“Mom, write this down.”
Sam and I had just read Be Who You Are, a lovely book about a transgender child, biologically a boy, whose parents affirm her desire to live as a girl. I’d told Sam that I’d been asked to review the book, and I wanted to know what he thought.
Here’s what Sam had to say:
This book was pretty great in some ways and okay in some ways. I recommend it for people who really do feel like they’re one gender on the outside and a different one on the inside. But for other people, I really do not recommend it.
I asked Sam why. He explained:
I wish there were just kids. Sure, boys and girls are important, when you get older, for making babies. But for kids, who cares? A lot of my friends are girls. And that’s just hard for kids like me. The world would be a better place if there were only kids and not divided into “boy” or “girl.” Mom, can you underline that? The world would be a better place if there were only kids and not divided into boy or girl. And there were just kids. If there were just kids things would work a lot better and boys and girls would be friends with each other and there would be less problems and people wouldn’t make fun of each other at school and everyone would accept it and there wouldn’t be anything weird and life would be a better place.
Sam captured how I feel about all children’s literature about gender expression—actually, about how our entire culture views gender.
Be Who You Are is a wonderful book about a transgender child, and it’s a breakthrough to have a book like this in the world.
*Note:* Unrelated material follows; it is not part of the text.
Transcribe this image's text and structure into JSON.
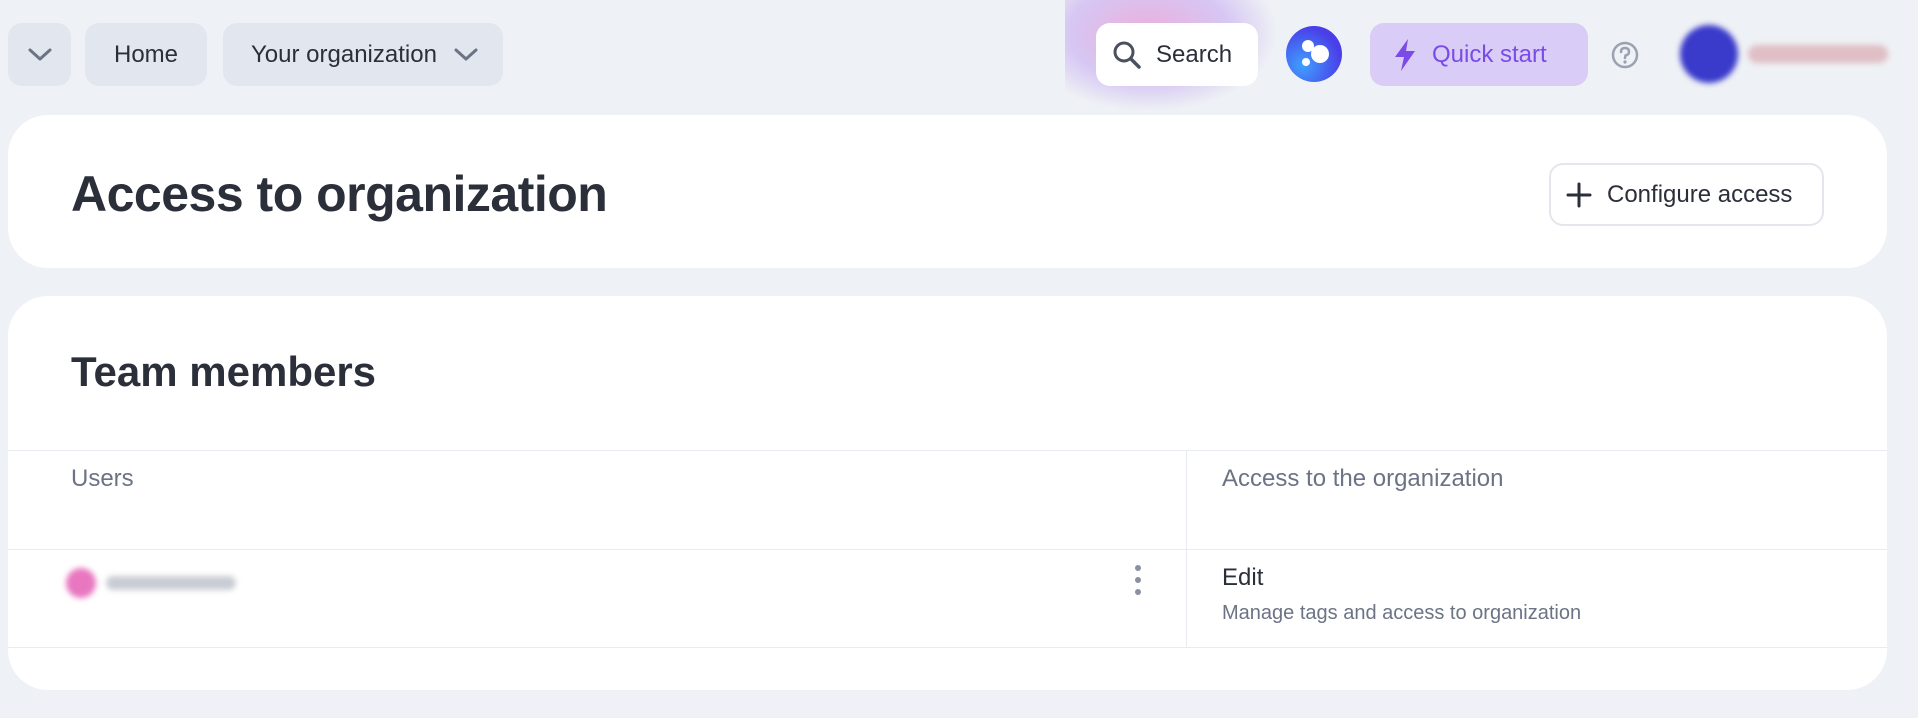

And yet, when kids like Sam read books about trans kids, it reinforces that they don’t fit into either gender-normative society or transgender society. Carr’s book reflects the lives of the kids who do fit in a gender box—just not the box they’re expected to fit in. What of the kids who don’t fit in either box?
I was thrilled to learn that Cheryl Kilodavis’ self-published book My Princess Boy was recently picked up by Simon and Schuster, and is now available in hardcover. The book has quickly made a splash in the publishing world, and is already being used as an anti-bullying tool in schools across the country.
I talked to Sam about how, together, books like Be Who You Are and My Princess Boy are already expanding how grown-ups and kids look at all the ways people can express their innate gender.
These are great books. And we need more books to reflect the entire range of gender diversity. Because our kids are out there, and they need to see themselves not only reflected but accepted, dignified, and celebrated.